Lets say that i have a differential equation
$y'(x)+y(x)=x $ the answer will be pretty straightforward right?, $e^{\int(1)*dt}=e^t$, then:
$y*e^t=\int(x*e^x)dx $ (we have integration by parts)
$y*e^t=x*e^x-e^x+C1 $
$ y*e^x=e^x(x-1)+C1 $
$ y=x-1+C1e^{-x} $ Well, then what will happen if instead of x, we have (u(t)) where u(t) is the step function?
if we are using u(t), that means that, x is not the independent variable, so lets create another example
$y'(t)+y(t)=x(t)*u(t)$, where x(t) can be any function of t (lets say $e^ {-t}$, as an example or whatever)
Well... what i should do then?, u(t) means that x(t) is only valid if t>0, so i should answer the problem skipping the u(t) and then add that the answer for y(t) is only valid for t>0??
What if we have an impulse instead of u(t), or a ramp(t)... ?
You get a solution for $t<0$ and one for $t>0$ and have to join them continuously at $t=0$.
There are other piecewise ODE that are even less compatible to the case of continuous ODE functions.
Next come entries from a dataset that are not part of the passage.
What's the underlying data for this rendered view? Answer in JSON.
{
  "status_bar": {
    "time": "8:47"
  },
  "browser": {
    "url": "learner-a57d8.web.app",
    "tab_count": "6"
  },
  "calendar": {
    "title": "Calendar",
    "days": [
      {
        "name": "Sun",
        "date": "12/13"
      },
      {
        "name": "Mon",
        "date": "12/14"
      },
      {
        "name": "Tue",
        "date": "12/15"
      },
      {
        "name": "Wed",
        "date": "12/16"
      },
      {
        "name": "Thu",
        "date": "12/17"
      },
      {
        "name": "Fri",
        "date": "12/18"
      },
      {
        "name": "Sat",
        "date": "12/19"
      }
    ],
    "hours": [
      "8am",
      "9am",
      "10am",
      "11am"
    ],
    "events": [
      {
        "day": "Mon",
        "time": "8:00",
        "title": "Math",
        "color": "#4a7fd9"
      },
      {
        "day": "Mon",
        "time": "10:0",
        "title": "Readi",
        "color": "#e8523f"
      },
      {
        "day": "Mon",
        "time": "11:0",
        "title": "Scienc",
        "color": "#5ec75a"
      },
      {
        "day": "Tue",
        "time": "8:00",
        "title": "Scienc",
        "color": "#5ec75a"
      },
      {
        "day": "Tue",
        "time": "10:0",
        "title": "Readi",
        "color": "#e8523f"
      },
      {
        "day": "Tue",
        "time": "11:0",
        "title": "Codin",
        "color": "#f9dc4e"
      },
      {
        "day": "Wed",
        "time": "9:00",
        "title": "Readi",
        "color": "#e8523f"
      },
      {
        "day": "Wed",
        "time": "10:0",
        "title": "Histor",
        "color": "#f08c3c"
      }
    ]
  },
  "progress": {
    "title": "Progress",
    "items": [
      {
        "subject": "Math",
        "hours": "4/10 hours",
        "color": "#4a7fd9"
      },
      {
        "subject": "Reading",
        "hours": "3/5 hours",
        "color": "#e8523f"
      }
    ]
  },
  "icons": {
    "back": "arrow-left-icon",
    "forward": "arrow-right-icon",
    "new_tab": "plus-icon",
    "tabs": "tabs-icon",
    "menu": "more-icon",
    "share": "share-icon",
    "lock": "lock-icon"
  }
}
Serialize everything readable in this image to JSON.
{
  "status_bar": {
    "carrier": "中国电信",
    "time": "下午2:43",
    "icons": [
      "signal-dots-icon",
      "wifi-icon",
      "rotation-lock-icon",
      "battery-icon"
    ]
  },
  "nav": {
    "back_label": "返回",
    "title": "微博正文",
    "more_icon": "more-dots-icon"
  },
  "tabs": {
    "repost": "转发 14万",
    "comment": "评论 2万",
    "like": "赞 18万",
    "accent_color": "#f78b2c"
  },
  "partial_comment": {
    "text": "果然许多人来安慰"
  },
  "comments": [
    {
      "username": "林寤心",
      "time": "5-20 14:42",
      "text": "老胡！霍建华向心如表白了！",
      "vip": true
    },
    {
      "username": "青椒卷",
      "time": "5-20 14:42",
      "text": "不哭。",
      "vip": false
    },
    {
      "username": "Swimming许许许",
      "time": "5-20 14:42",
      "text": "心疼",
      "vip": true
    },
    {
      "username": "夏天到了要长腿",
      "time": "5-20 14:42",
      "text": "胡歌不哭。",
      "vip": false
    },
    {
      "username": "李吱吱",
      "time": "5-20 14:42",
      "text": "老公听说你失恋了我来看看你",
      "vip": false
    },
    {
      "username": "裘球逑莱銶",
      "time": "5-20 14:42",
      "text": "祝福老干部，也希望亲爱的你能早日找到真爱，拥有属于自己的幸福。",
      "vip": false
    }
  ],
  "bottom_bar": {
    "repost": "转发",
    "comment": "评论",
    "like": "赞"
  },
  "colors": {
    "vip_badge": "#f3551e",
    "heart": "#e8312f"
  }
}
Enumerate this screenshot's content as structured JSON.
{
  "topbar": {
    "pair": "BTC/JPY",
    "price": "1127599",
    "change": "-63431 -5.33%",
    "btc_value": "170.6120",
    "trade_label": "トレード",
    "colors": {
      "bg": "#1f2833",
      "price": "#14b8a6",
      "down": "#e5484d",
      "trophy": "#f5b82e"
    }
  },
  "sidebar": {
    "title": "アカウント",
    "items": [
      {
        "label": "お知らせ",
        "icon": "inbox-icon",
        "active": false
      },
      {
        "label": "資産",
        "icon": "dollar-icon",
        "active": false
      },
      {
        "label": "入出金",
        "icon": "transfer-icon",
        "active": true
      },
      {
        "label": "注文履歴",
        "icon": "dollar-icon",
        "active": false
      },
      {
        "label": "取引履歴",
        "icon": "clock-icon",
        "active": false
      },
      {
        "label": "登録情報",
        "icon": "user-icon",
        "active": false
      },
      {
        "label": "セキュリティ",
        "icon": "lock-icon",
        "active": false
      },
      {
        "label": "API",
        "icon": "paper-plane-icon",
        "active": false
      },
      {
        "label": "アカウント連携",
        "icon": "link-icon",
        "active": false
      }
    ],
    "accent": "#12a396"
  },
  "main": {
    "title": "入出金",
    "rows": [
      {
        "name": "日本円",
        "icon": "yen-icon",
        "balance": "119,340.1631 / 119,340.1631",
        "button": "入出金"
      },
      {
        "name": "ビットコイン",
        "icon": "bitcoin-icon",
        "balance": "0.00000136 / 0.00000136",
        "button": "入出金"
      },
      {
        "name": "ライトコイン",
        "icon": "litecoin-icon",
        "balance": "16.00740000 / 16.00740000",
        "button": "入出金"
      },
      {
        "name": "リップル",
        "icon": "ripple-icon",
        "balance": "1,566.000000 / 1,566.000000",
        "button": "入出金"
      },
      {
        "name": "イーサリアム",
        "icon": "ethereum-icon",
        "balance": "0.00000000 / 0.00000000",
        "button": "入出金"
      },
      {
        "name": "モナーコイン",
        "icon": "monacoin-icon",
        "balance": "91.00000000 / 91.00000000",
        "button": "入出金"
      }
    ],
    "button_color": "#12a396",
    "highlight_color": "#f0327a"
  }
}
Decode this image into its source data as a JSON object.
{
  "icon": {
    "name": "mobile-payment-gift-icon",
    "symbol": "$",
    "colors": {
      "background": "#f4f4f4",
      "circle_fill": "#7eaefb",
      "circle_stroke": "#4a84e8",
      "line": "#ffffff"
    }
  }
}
These will in general have more complicated solutions, as the local existence theorems do only apply inside the continuous pieces, not at their boundaries.
Demonstrative examples are $y'(t)=-{\rm sign}(y(t))$ or $y''(t)+{\rm sign}(y'(t))+y(t)=0$.
Again, as a solution strategy, you determine the solution for each domain piece as if the piece were extended to the full domain, determine where the solution meets the boundary of the piece, and then try to assemble a global solution by continuous matching of the solution pieces. This matching can become impossible at some boundary, the point being still an inner point of the overall domain.